Non è chiaro, però, se la lettera del Comitato Olimpico della Corea del Nord e del Ministero dello Sport si riferisse solo ai suoi atleti, che non sono idonei a competere dopo che la Corea del Nord è stata sospesa dal Comitato Olimpico Internazionale (CIO) fino alla fine del 2022 per non aver inviato una squadra alle Olimpiadi di Tokyo lo scorso anno, citando le preoccupazioni relative al COVID-19.
Un riassunto della lettera dell'agenzia di stampa statale KCNA non menziona, nello specifico, una delegazione diplomatica e il Paese ha mantenuto un rigoroso blocco dei confini autoimposto che ha bloccato persino i propri diplomatici dall'entrare e soffocato quasi tutti gli scambi.
La lettera critica le mosse non specificate degli Stati Uniti, che a dicembre hanno annunciato che i propri funzionari governativi boicotteranno le Olimpiadi invernali del 2022 a causa del record nella negazione dei diritti umani della Cina, lasciando gli atleti statunitensi liberi di recarsi a Pechino per competere.

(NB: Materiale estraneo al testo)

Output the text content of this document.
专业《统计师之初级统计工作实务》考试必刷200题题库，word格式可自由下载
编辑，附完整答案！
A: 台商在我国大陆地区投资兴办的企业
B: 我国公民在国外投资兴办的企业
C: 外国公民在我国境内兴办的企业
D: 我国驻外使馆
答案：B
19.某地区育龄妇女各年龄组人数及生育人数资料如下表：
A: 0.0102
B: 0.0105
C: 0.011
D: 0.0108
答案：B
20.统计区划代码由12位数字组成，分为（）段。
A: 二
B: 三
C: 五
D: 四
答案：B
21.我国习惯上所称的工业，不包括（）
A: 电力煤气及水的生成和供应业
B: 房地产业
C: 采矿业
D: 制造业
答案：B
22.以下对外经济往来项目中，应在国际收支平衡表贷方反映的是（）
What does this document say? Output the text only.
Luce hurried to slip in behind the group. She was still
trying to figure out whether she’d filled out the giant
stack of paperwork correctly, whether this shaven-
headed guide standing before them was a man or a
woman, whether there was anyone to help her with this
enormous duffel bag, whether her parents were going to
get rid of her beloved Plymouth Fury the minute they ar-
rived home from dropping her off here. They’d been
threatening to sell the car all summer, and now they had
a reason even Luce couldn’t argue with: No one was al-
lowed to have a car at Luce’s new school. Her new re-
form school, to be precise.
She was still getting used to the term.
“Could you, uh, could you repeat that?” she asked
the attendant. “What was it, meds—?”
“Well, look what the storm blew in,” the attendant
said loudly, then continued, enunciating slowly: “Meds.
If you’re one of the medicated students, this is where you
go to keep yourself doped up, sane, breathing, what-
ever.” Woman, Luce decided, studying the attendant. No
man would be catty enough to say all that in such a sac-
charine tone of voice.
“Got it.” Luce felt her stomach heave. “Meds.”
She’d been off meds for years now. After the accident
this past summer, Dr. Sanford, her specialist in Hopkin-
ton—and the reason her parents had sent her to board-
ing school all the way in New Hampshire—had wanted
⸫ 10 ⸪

Da allora anche molti altri Paesi, tra cui Gran Bretagna, Australia e Canada, hanno annunciato boicottaggi diplomatici. "Gli Stati Uniti e le loro forze vassalle stanno diventando sempre più smascherati nelle loro mosse contro la Cina volte a impedire il successo dell'apertura delle Olimpiadi", si legge nella lettera nordcoreana, definendo le mosse "un insulto allo spirito della Carta olimpica internazionale e come un atto vile di tentare di disonorare l'immagine internazionale della Cina".
La Corea del Nord ha inviato leader politici di alto livello ad alcuni giochi precedenti, tra cui la sorella del leader Kim Jong Un, Kim Yo Jong, alle Olimpiadi invernali del 2018 in Corea del Sud. Kim Yong Nam, all'epoca il secondo ufficiale più alto della Corea del Nord, visitò Pechino per le Olimpiadi estive del 2008.
La Cina è stata l'unico grande alleato della Corea del Nord da quando i due hanno firmato un trattato nel 1961 e le sanzioni internazionali imposte sulle armi nucleari e sui programmi di missili balistici di Pyongyang l'hanno resa più che mai dipendente da Pechino per il commercio e altri aiuti.